Born in 1986 Fukuoka, Japan, Yuki Ideguchi gained his master degree of Japanese Painting from Tokyo University of the Arts, then he started his career in New York. His works are deeply influenced by the Japanese culture and the oriental religious thought, mostly with animals, plants, skulls and currents as artistic elements, leading the audience to probe into the individual soul cosmology.
In order to show the multi-level delicate color, Yuki Ideguchi blends traditional Japanese techniques with contemporary media. In his distinctive practice, he uses animal glue, acrylic and mineral pigments and refers to both classical Japanese wall painting and graffiti art. New York is a watershed between two periods of his distinctive artistic style. The former emphasizes simplicity and exquisiteness of the traditional Japanese art, the latter puts stress on exotic culture impact. His motifs include nature, life and death, religion, folklore and conveys his deep concern for the world. People can realize life is an infinite cycle through his works.
The skeleton always represents the remains of the human body, is regarded as a sign of evil ominous, and is often incarnated as a Death or a ghost. While Yuki Ideguchi employs skulls and bones as his motifs, and tries to break the stereotype of the skeleton. In his works, the skeleton can escape from the restriction of space and time.

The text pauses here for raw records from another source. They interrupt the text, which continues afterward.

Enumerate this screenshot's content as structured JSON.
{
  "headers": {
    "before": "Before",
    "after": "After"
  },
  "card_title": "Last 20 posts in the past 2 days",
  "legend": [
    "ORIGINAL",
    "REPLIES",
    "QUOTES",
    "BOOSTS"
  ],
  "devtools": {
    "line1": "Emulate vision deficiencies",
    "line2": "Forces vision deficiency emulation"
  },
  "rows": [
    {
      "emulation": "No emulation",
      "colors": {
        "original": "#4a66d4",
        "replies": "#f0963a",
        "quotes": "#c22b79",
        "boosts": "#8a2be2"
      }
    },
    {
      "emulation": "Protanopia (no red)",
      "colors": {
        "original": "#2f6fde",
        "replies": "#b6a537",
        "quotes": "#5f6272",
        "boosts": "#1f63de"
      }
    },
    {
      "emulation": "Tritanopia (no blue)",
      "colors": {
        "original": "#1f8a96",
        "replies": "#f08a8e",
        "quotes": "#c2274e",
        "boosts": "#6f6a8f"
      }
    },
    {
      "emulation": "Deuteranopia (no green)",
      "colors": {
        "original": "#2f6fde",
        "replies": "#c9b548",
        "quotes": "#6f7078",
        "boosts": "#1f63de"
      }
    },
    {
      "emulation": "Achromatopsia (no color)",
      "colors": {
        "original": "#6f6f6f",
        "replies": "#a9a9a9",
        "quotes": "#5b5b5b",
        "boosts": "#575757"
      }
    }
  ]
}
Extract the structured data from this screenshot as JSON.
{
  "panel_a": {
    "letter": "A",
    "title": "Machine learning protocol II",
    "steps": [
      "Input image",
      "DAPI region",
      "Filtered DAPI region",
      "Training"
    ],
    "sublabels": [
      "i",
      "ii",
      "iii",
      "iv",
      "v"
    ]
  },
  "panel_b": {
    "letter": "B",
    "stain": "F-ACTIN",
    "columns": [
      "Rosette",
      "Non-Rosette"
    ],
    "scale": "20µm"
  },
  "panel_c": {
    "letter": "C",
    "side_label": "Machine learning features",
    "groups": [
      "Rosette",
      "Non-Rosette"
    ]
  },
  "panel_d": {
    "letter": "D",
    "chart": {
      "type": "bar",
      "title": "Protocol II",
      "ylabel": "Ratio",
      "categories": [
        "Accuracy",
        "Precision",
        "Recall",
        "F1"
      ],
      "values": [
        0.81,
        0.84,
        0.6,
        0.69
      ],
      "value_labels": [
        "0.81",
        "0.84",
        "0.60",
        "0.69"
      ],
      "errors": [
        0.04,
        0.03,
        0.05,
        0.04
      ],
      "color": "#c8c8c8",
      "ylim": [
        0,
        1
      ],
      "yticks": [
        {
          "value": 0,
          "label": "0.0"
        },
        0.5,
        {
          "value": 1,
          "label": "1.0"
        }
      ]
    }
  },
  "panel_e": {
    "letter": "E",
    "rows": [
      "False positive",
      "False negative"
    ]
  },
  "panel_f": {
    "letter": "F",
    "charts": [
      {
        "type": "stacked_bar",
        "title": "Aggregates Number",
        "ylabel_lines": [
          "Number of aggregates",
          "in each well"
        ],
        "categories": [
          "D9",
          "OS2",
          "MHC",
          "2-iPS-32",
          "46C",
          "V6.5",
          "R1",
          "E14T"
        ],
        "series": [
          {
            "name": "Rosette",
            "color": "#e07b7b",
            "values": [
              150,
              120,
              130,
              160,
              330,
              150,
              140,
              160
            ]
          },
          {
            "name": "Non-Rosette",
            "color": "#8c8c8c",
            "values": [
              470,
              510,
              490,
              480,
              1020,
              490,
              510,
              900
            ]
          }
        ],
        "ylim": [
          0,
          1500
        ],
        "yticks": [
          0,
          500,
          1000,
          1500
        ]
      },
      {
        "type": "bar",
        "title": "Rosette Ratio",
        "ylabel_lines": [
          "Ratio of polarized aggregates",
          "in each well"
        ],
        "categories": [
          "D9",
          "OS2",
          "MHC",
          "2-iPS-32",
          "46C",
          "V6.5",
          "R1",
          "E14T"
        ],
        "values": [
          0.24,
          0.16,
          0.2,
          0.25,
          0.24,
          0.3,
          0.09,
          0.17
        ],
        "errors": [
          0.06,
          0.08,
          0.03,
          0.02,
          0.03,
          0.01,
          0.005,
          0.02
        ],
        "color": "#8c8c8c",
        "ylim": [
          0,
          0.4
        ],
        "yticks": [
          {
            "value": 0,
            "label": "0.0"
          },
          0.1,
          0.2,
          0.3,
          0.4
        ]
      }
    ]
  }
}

Beyond the limits of life and death, it explains that life is not immortal, but perpetuate life as a soul.
In the currents series, the turbulent currents reflect the infinite cycle of the universe. Viewers have no idea about the beginning and end of the currents. Through different situations, life will show its own state, as the aspects that make up the universe such as the was and wane of the moon and the flow of the sea.
In the "Even Though the World Has Changed" series, Yuki Ideguchi creates his works with traditional Japanese painting techniques and western newspaper. Perfectly combining oriental skills with western production, along with the American comics style, he creates vibrant and interesting compositions in his works.
Much to everyone’s delight, Yuki Ideguchi had an interview from the British Museum for an exhibition of Katsushika Hokusai, who was well-known for a print series of views of Mt Fuji. They interviewed Yuki Ideguchi as one of successors of Hokusai and they will show the documentary video at an opening reception of the exhibition.
This exhibition mainly displays his paintings and videos. Yuki Ideguchi combines the traditional cultural connotation with multi-media, leading the audience to explore the varied artistic style and the endless life cycle.